Bird Watching
Warning: This review alludes to the film’s ending.
This spin-off from Suicide Squad, with Margot Robbie reprising her role as Harley Quinn, has a plot mapped out like a toddler’s doodle. It takes most of the two hour-plus running time to get the titular Birds into the same room, and having done so, gives them a single thing to do together before they go their separate ways.
The parent movie was also a structural misfit – it had one act drawn out over two hours. Perhaps, to adopt the tiresome metacommentary that’s heard throughout Birds of Prey, that’s unfair – maybe the plot better resembles the giant target on Harley’s living room wall. There’s a single idea at the centre – teen pickpocket steals diamond coveted by crime lord and new free agent Quinn is told to bring her in or be killed – and lots of concentric story circles that orbit this centre, thereby enlarging a story that told straight would barely fill out a ten minute short.
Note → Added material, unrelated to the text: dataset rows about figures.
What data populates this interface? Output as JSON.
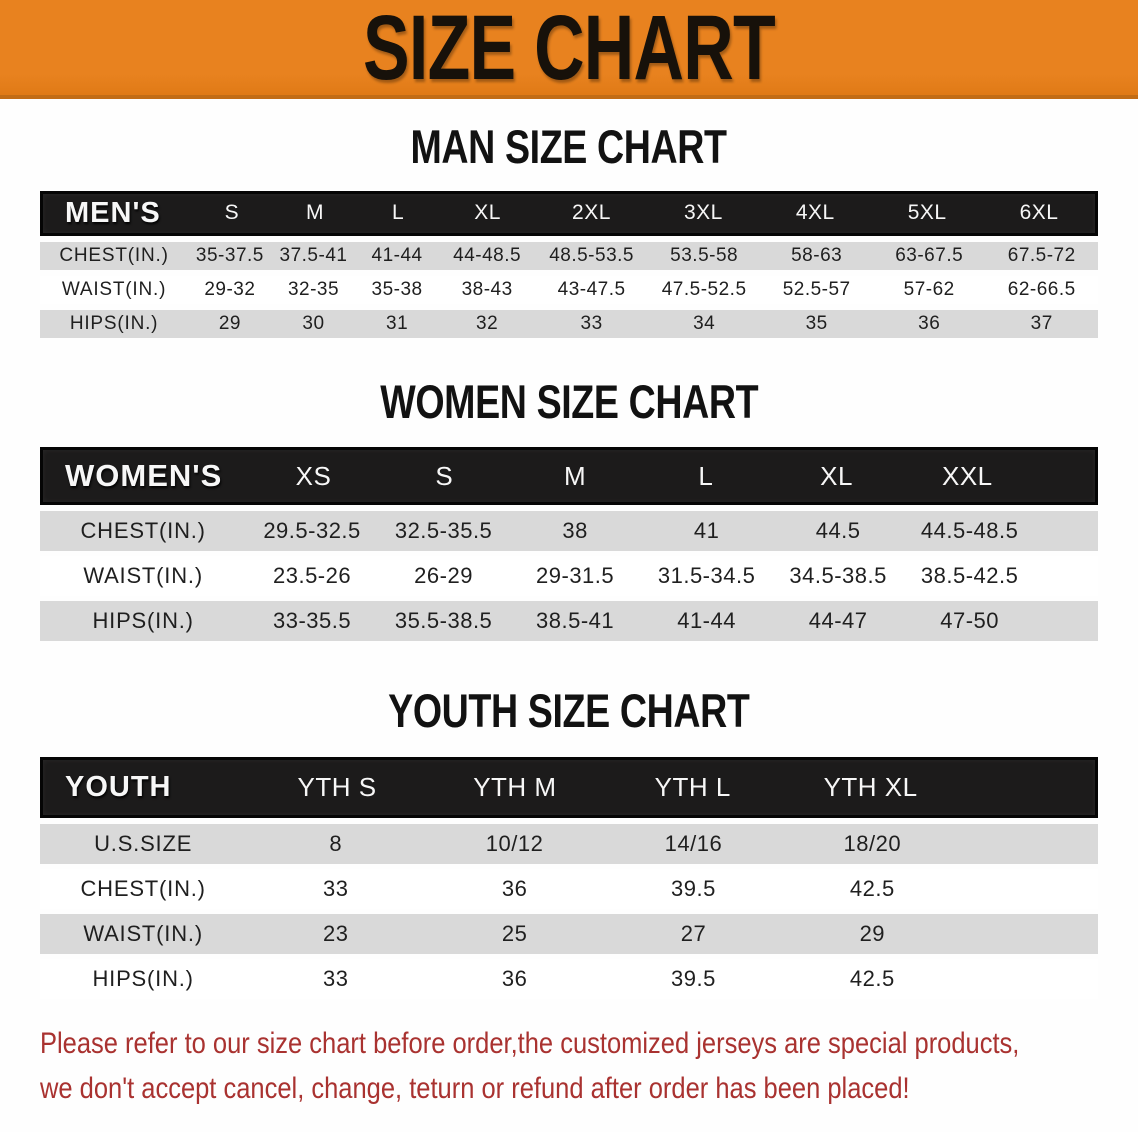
{
  "banner": {
    "title": "SIZE CHART"
  },
  "sections": [
    {
      "heading": "MAN SIZE CHART",
      "label": "MEN'S",
      "columns": [
        "S",
        "M",
        "L",
        "XL",
        "2XL",
        "3XL",
        "4XL",
        "5XL",
        "6XL"
      ],
      "rows": [
        {
          "label": "CHEST(IN.)",
          "values": [
            "35-37.5",
            "37.5-41",
            "41-44",
            "44-48.5",
            "48.5-53.5",
            "53.5-58",
            "58-63",
            "63-67.5",
            "67.5-72"
          ]
        },
        {
          "label": "WAIST(IN.)",
          "values": [
            "29-32",
            "32-35",
            "35-38",
            "38-43",
            "43-47.5",
            "47.5-52.5",
            "52.5-57",
            "57-62",
            "62-66.5"
          ]
        },
        {
          "label": "HIPS(IN.)",
          "values": [
            "29",
            "30",
            "31",
            "32",
            "33",
            "34",
            "35",
            "36",
            "37"
          ]
        }
      ]
    },
    {
      "heading": "WOMEN SIZE CHART",
      "label": "WOMEN'S",
      "columns": [
        "XS",
        "S",
        "M",
        "L",
        "XL",
        "XXL"
      ],
      "rows": [
        {
          "label": "CHEST(IN.)",
          "values": [
            "29.5-32.5",
            "32.5-35.5",
            "38",
            "41",
            "44.5",
            "44.5-48.5"
          ]
        },
        {
          "label": "WAIST(IN.)",
          "values": [
            "23.5-26",
            "26-29",
            "29-31.5",
            "31.5-34.5",
            "34.5-38.5",
            "38.5-42.5"
          ]
        },
        {
          "label": "HIPS(IN.)",
          "values": [
            "33-35.5",
            "35.5-38.5",
            "38.5-41",
            "41-44",
            "44-47",
            "47-50"
          ]
        }
      ]
    },
    {
      "heading": "YOUTH SIZE CHART",
      "label": "YOUTH",
      "columns": [
        "YTH S",
        "YTH M",
        "YTH L",
        "YTH XL"
      ],
      "rows": [
        {
          "label": "U.S.SIZE",
          "values": [
            "8",
            "10/12",
            "14/16",
            "18/20"
          ]
        },
        {
          "label": "CHEST(IN.)",
          "values": [
            "33",
            "36",
            "39.5",
            "42.5"
          ]
        },
        {
          "label": "WAIST(IN.)",
          "values": [
            "23",
            "25",
            "27",
            "29"
          ]
        },
        {
          "label": "HIPS(IN.)",
          "values": [
            "33",
            "36",
            "39.5",
            "42.5"
          ]
        }
      ]
    }
  ],
  "footer": {
    "line1": "Please refer to our size chart before order,the customized jerseys are special products,",
    "line2": "we don't accept cancel, change, teturn or refund after order has been placed!"
  },
  "colors": {
    "banner_bg": "#e8821f",
    "banner_edge": "#c26c15",
    "title_text": "#17110a",
    "table_header_bg": "#1c1b1b",
    "row_shade": "#d9d9d9",
    "notice_text": "#a93230"
  }
}
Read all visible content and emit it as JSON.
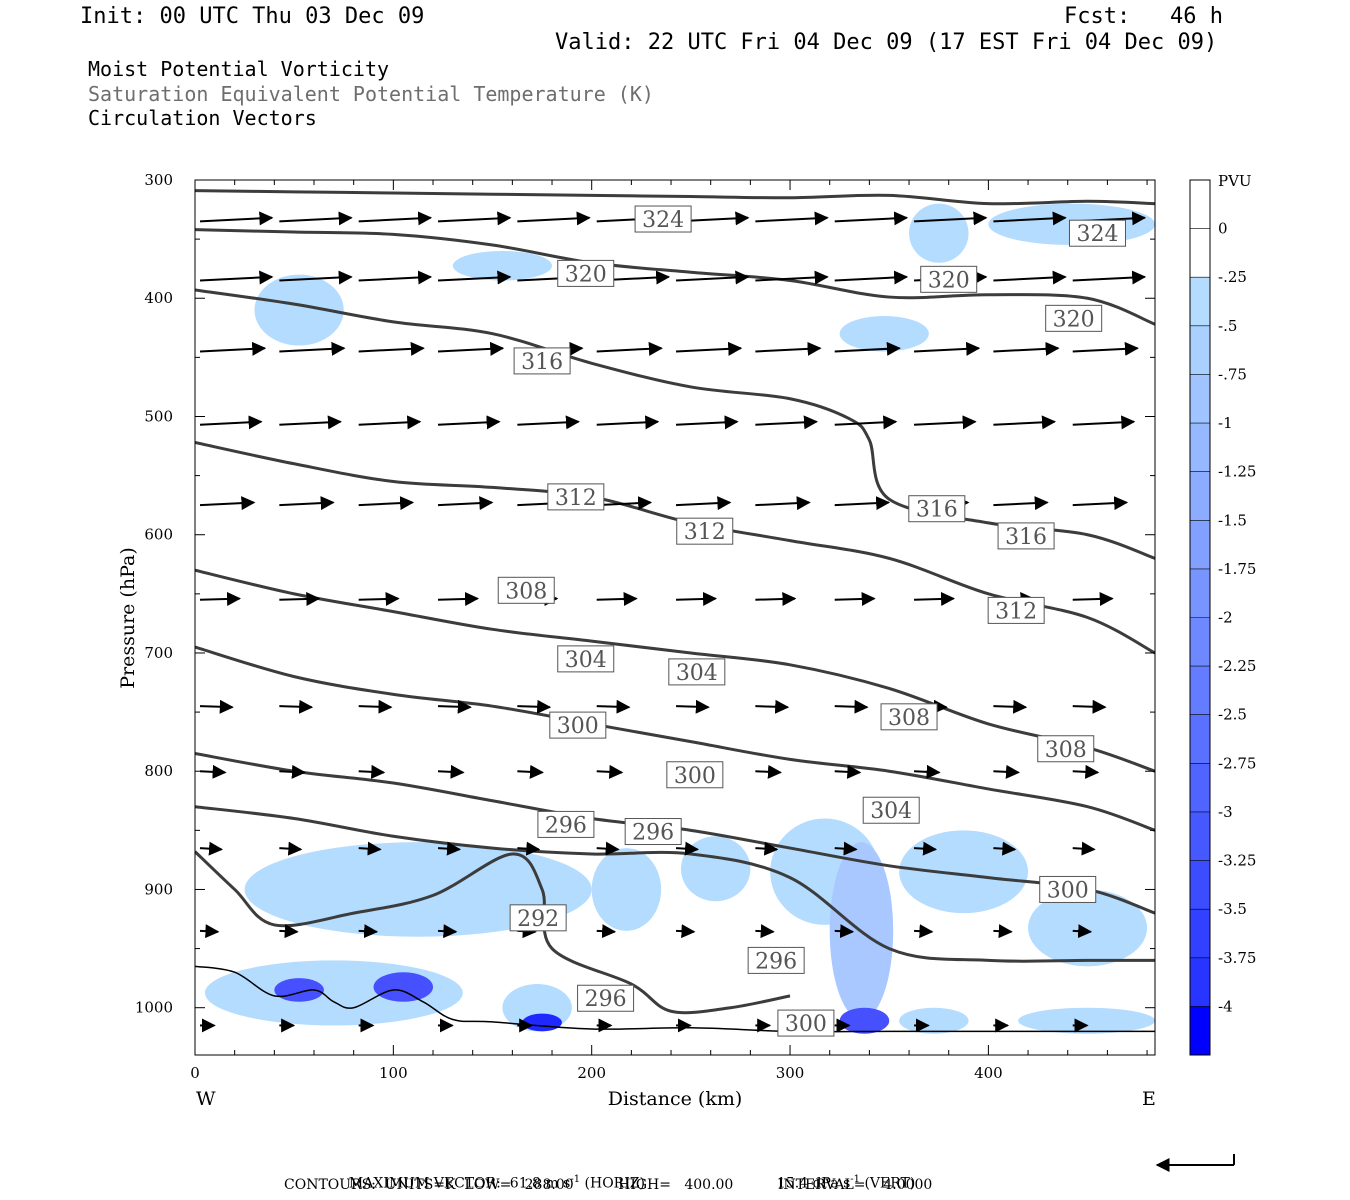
{
  "header": {
    "init": "Init: 00 UTC Thu 03 Dec 09",
    "fcst": "Fcst:   46 h",
    "valid": "Valid: 22 UTC Fri 04 Dec 09 (17 EST Fri 04 Dec 09)"
  },
  "fields": {
    "line1": "Moist Potential Vorticity",
    "line2": "Saturation Equivalent Potential Temperature (K)",
    "line3": "Circulation Vectors"
  },
  "colors": {
    "contour": "#3c3c3c",
    "field_label_gray": "#6e6e6e",
    "mpv_lightest": "#b4dcff"
  },
  "chart_data": {
    "type": "cross-section",
    "xlabel": "Distance (km)",
    "ylabel": "Pressure (hPa)",
    "xlim": [
      0,
      484
    ],
    "ylim": [
      1040,
      300
    ],
    "xticks": [
      0,
      100,
      200,
      300,
      400
    ],
    "yticks": [
      300,
      400,
      500,
      600,
      700,
      800,
      900,
      1000
    ],
    "x_end_labels": {
      "left": "W",
      "right": "E"
    },
    "colorbar": {
      "title": "PVU",
      "labels": [
        "0",
        "-.25",
        "-.5",
        "-.75",
        "-1",
        "-1.25",
        "-1.5",
        "-1.75",
        "-2",
        "-2.25",
        "-2.5",
        "-2.75",
        "-3",
        "-3.25",
        "-3.5",
        "-3.75",
        "-4"
      ],
      "colors": [
        "#ffffff",
        "#ffffff",
        "#b4dcff",
        "#aad0ff",
        "#a0c4ff",
        "#96b8ff",
        "#8cacff",
        "#82a0ff",
        "#7894ff",
        "#6e88ff",
        "#647cff",
        "#5a70ff",
        "#5064ff",
        "#4658ff",
        "#3c4cff",
        "#3240ff",
        "#2834ff",
        "#0000ff"
      ]
    },
    "theta_e_contours": [
      {
        "label": "324",
        "points": [
          [
            0,
            309
          ],
          [
            50,
            310
          ],
          [
            100,
            311
          ],
          [
            150,
            312
          ],
          [
            200,
            313
          ],
          [
            250,
            314
          ],
          [
            300,
            315
          ],
          [
            350,
            313
          ],
          [
            400,
            320
          ],
          [
            450,
            318
          ],
          [
            484,
            320
          ]
        ]
      },
      {
        "label": "320",
        "points": [
          [
            0,
            342
          ],
          [
            50,
            344
          ],
          [
            100,
            346
          ],
          [
            150,
            355
          ],
          [
            200,
            370
          ],
          [
            250,
            378
          ],
          [
            300,
            385
          ],
          [
            350,
            399
          ],
          [
            400,
            397
          ],
          [
            450,
            400
          ],
          [
            484,
            422
          ]
        ]
      },
      {
        "label": "316",
        "points": [
          [
            0,
            393
          ],
          [
            50,
            405
          ],
          [
            100,
            420
          ],
          [
            150,
            430
          ],
          [
            200,
            455
          ],
          [
            250,
            475
          ],
          [
            300,
            485
          ],
          [
            330,
            502
          ],
          [
            340,
            520
          ],
          [
            350,
            570
          ],
          [
            400,
            590
          ],
          [
            450,
            600
          ],
          [
            484,
            620
          ]
        ]
      },
      {
        "label": "312",
        "points": [
          [
            0,
            522
          ],
          [
            50,
            540
          ],
          [
            100,
            555
          ],
          [
            150,
            560
          ],
          [
            200,
            568
          ],
          [
            250,
            590
          ],
          [
            300,
            605
          ],
          [
            350,
            620
          ],
          [
            400,
            650
          ],
          [
            450,
            670
          ],
          [
            484,
            700
          ]
        ]
      },
      {
        "label": "308",
        "points": [
          [
            0,
            630
          ],
          [
            50,
            650
          ],
          [
            100,
            665
          ],
          [
            150,
            680
          ],
          [
            200,
            690
          ],
          [
            250,
            700
          ],
          [
            300,
            710
          ],
          [
            350,
            730
          ],
          [
            400,
            760
          ],
          [
            450,
            780
          ],
          [
            484,
            800
          ]
        ]
      },
      {
        "label": "304",
        "points": [
          [
            0,
            695
          ],
          [
            50,
            720
          ],
          [
            100,
            735
          ],
          [
            150,
            745
          ],
          [
            200,
            760
          ],
          [
            250,
            775
          ],
          [
            300,
            790
          ],
          [
            350,
            800
          ],
          [
            400,
            815
          ],
          [
            450,
            830
          ],
          [
            484,
            850
          ]
        ]
      },
      {
        "label": "300",
        "points": [
          [
            0,
            785
          ],
          [
            50,
            800
          ],
          [
            100,
            810
          ],
          [
            150,
            825
          ],
          [
            200,
            840
          ],
          [
            250,
            850
          ],
          [
            300,
            865
          ],
          [
            350,
            880
          ],
          [
            400,
            890
          ],
          [
            450,
            900
          ],
          [
            484,
            920
          ]
        ]
      },
      {
        "label": "296",
        "points": [
          [
            0,
            830
          ],
          [
            50,
            840
          ],
          [
            100,
            855
          ],
          [
            150,
            865
          ],
          [
            200,
            870
          ],
          [
            250,
            870
          ],
          [
            300,
            890
          ],
          [
            350,
            950
          ],
          [
            400,
            960
          ],
          [
            450,
            960
          ],
          [
            484,
            960
          ]
        ]
      },
      {
        "label": "292",
        "points": [
          [
            0,
            868
          ],
          [
            20,
            900
          ],
          [
            40,
            930
          ],
          [
            80,
            920
          ],
          [
            120,
            905
          ],
          [
            160,
            870
          ],
          [
            175,
            900
          ],
          [
            180,
            950
          ],
          [
            220,
            980
          ],
          [
            240,
            1003
          ],
          [
            270,
            1000
          ],
          [
            300,
            990
          ]
        ]
      }
    ],
    "contour_labels": [
      {
        "text": "324",
        "x": 236,
        "p": 333
      },
      {
        "text": "324",
        "x": 455,
        "p": 345
      },
      {
        "text": "320",
        "x": 197,
        "p": 379
      },
      {
        "text": "320",
        "x": 380,
        "p": 384
      },
      {
        "text": "320",
        "x": 443,
        "p": 417
      },
      {
        "text": "316",
        "x": 175,
        "p": 453
      },
      {
        "text": "316",
        "x": 374,
        "p": 578
      },
      {
        "text": "316",
        "x": 419,
        "p": 601
      },
      {
        "text": "312",
        "x": 192,
        "p": 568
      },
      {
        "text": "312",
        "x": 257,
        "p": 597
      },
      {
        "text": "312",
        "x": 414,
        "p": 664
      },
      {
        "text": "308",
        "x": 167,
        "p": 647
      },
      {
        "text": "308",
        "x": 360,
        "p": 754
      },
      {
        "text": "308",
        "x": 439,
        "p": 781
      },
      {
        "text": "304",
        "x": 197,
        "p": 705
      },
      {
        "text": "304",
        "x": 253,
        "p": 716
      },
      {
        "text": "304",
        "x": 351,
        "p": 833
      },
      {
        "text": "300",
        "x": 193,
        "p": 761
      },
      {
        "text": "300",
        "x": 252,
        "p": 803
      },
      {
        "text": "300",
        "x": 440,
        "p": 900
      },
      {
        "text": "300",
        "x": 308,
        "p": 1013
      },
      {
        "text": "296",
        "x": 187,
        "p": 845
      },
      {
        "text": "296",
        "x": 231,
        "p": 851
      },
      {
        "text": "296",
        "x": 293,
        "p": 960
      },
      {
        "text": "296",
        "x": 207,
        "p": 992
      },
      {
        "text": "292",
        "x": 173,
        "p": 924
      }
    ],
    "mpv_regions": [
      {
        "level": -0.5,
        "x": [
          30,
          75
        ],
        "p": [
          380,
          440
        ]
      },
      {
        "level": -0.5,
        "x": [
          130,
          180
        ],
        "p": [
          360,
          385
        ]
      },
      {
        "level": -0.5,
        "x": [
          325,
          370
        ],
        "p": [
          415,
          445
        ]
      },
      {
        "level": -0.5,
        "x": [
          360,
          390
        ],
        "p": [
          320,
          370
        ]
      },
      {
        "level": -0.5,
        "x": [
          400,
          484
        ],
        "p": [
          320,
          355
        ]
      },
      {
        "level": -0.5,
        "x": [
          25,
          200
        ],
        "p": [
          860,
          940
        ]
      },
      {
        "level": -0.5,
        "x": [
          200,
          235
        ],
        "p": [
          865,
          935
        ]
      },
      {
        "level": -0.5,
        "x": [
          245,
          280
        ],
        "p": [
          855,
          910
        ]
      },
      {
        "level": -0.5,
        "x": [
          290,
          345
        ],
        "p": [
          840,
          930
        ]
      },
      {
        "level": -0.75,
        "x": [
          320,
          352
        ],
        "p": [
          860,
          1010
        ]
      },
      {
        "level": -0.5,
        "x": [
          355,
          420
        ],
        "p": [
          850,
          920
        ]
      },
      {
        "level": -0.5,
        "x": [
          420,
          480
        ],
        "p": [
          900,
          965
        ]
      },
      {
        "level": -0.5,
        "x": [
          5,
          135
        ],
        "p": [
          960,
          1015
        ]
      },
      {
        "level": -2.5,
        "x": [
          40,
          65
        ],
        "p": [
          975,
          995
        ]
      },
      {
        "level": -2.5,
        "x": [
          90,
          120
        ],
        "p": [
          970,
          995
        ]
      },
      {
        "level": -0.5,
        "x": [
          155,
          190
        ],
        "p": [
          980,
          1020
        ]
      },
      {
        "level": -3.0,
        "x": [
          165,
          185
        ],
        "p": [
          1005,
          1020
        ]
      },
      {
        "level": -3.25,
        "x": [
          295,
          310
        ],
        "p": [
          1010,
          1022
        ]
      },
      {
        "level": -2.75,
        "x": [
          325,
          350
        ],
        "p": [
          1000,
          1022
        ]
      },
      {
        "level": -0.5,
        "x": [
          355,
          390
        ],
        "p": [
          1000,
          1022
        ]
      },
      {
        "level": -0.5,
        "x": [
          415,
          484
        ],
        "p": [
          1000,
          1022
        ]
      }
    ],
    "vector_rows": [
      {
        "p": 335,
        "u": 1.0,
        "w": -0.05
      },
      {
        "p": 385,
        "u": 1.0,
        "w": -0.05
      },
      {
        "p": 445,
        "u": 0.9,
        "w": -0.05
      },
      {
        "p": 507,
        "u": 0.85,
        "w": -0.05
      },
      {
        "p": 575,
        "u": 0.75,
        "w": -0.05
      },
      {
        "p": 655,
        "u": 0.55,
        "w": -0.03
      },
      {
        "p": 745,
        "u": 0.45,
        "w": 0.03
      },
      {
        "p": 800,
        "u": 0.35,
        "w": 0.05
      },
      {
        "p": 865,
        "u": 0.3,
        "w": 0.06
      },
      {
        "p": 935,
        "u": 0.25,
        "w": 0.05
      },
      {
        "p": 1015,
        "u": 0.2,
        "w": 0.0
      }
    ],
    "terrain_p": [
      [
        0,
        965
      ],
      [
        20,
        970
      ],
      [
        40,
        990
      ],
      [
        60,
        985
      ],
      [
        70,
        995
      ],
      [
        80,
        1000
      ],
      [
        100,
        985
      ],
      [
        115,
        995
      ],
      [
        130,
        1010
      ],
      [
        150,
        1012
      ],
      [
        200,
        1018
      ],
      [
        250,
        1017
      ],
      [
        300,
        1020
      ],
      [
        350,
        1020
      ],
      [
        400,
        1020
      ],
      [
        484,
        1020
      ]
    ]
  },
  "footer": {
    "max_vector_prefix": "MAXIMUM VECTOR:  61.8 m s",
    "horiz": "(HORIZ)",
    "vert_prefix": "15.4 dPa s",
    "vert": "(VERT)",
    "exp": "-1",
    "contours": "CONTOURS:  UNITS=K  LOW=   288.00          HIGH=   400.00          INTERVAL=    4.0000"
  }
}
Cathy Yan’s movie is full of sound and fury, but it’s an empty and overcooked spectacle that manages the unforgivable double whammy of being witless and boring. Your eyes grow weary of the DayGlo colour scheme, reminiscent of that other DC-inspired disaster of yesteryear, Joel Schumacher’s Batman movies.
Schumacher at least, exerted full control over his material, even if that material was toxic. Yan’s coarse, cokehead sensibility, makes for a disjointed and dispiriting film about nothing; a movie with dubious feminist credentials that ultimately amounts to a group of thin characters, who never transcend their signature traits, piling pain and physical injury onto a succession of psychopathic males.
Maybe women will cheer, but this male audience member felt like he’d had a mobile phone kicked at his head, or his legs broken, or his groin pummelled, and was left without a single joke or memorable sequence that he could point to that had alleviated the gloom.
The world of Gotham is supposed to be a depressing place – through irritatingly in the DCEU it’s just New York redressed, but Birds of Prey, content to be nihilistic and mean-spirited as an end in itself, gives the audience not one character it can engage with emotionally or psychologically, leaving them adrift in a world of sensory overload and fetishized violence. In short, it’s trash, and deserves to sink without trace, like Ewan McGregor’s body parts.